Y ajoutant, la cour condamnera la société appelante à payer à l’intimé, en équité, la somme additionnelle de 1.500 €, en remboursement des frais irrépétibles qu’il a engagés en cause d’appel.
PAR CES MOTIFS
La cour, statuant publiquement, par arrêt contradictoire, prononcé par sa mise à disposition au greffe
Confirme le jugement rendu par le conseil de prud’hommes de Bourg-en-Bresse le 26 avril 2022 en ce qu’il a jugé dépourvu de cause réelle et sérieuse le licenciement de Monsieur [E] [N] et en ce qu’il a condamné la société [1] à lui payer en réparation du préjudice né de cette rupture abusive du contrat de travail la somme de 45.100 euros à titre de dommages-intérêts,
Infirme ledit jugement en ce qu’il a condamné la société [1] à payer à Monsieur [E] [N] la somme de 15.000 € à titre de dommages-intérêts pour prêt illicite de main-d''uvre.

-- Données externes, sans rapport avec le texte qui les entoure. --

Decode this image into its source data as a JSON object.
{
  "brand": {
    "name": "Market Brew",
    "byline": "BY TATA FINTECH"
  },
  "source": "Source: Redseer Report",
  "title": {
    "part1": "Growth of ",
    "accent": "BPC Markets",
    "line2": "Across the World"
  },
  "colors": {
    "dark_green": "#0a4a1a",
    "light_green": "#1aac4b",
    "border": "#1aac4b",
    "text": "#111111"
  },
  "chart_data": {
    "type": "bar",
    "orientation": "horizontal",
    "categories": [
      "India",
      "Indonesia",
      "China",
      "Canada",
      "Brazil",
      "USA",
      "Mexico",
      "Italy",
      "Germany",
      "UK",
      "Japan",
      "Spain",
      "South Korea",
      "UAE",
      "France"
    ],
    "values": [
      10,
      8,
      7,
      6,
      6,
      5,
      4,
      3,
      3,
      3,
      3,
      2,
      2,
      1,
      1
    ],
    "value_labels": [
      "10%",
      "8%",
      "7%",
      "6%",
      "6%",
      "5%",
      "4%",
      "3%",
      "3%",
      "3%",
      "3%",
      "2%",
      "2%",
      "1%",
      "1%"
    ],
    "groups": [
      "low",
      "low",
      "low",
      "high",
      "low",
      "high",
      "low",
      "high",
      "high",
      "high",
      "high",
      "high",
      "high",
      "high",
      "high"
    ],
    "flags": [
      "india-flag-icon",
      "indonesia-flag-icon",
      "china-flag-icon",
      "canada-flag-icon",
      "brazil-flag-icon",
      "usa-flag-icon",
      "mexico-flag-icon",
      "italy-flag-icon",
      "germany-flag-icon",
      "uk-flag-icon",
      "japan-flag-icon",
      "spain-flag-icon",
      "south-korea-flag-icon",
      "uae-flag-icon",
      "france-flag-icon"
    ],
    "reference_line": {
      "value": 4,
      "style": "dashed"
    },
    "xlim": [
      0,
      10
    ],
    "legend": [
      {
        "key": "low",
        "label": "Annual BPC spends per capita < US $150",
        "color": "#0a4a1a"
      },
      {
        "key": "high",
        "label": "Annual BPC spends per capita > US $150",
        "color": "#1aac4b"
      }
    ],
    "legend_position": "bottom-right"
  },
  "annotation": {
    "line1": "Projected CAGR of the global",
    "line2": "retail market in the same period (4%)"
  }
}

Statuant à nouveau de ce chef, rejette la demande indemnitaire formée à ce titre,
Infirme le jugement en ce qu’il a rejeté la demande de Monsieur [E] [N] en paiement d’un arriéré de salaire sur prime d’objectif objectifs pour l’année 2020.
Statuant à nouveau de ce chef, condamne la société [1] à payer à Monsieur [E] [N] la somme de 6.987,58 € outre 698,76 € au titre des congés payés afférents,
Confirme le jugement en ce qu’il a condamné la société [1] à payer à Monsieur [E] [N] la somme de 1.000 €, en remboursement des frais irrépétibles qu’il a engagés devant le conseil de prud’hommes,
Y ajoutant, condamne la société [1] à payer à Monsieur [E] [N] la somme additionnelle 1.500 €, en remboursement des frais irrépétibles qu’il a engagés en cause d’appel.
Condamne la société [1] aux dépens de première instance et d’appel.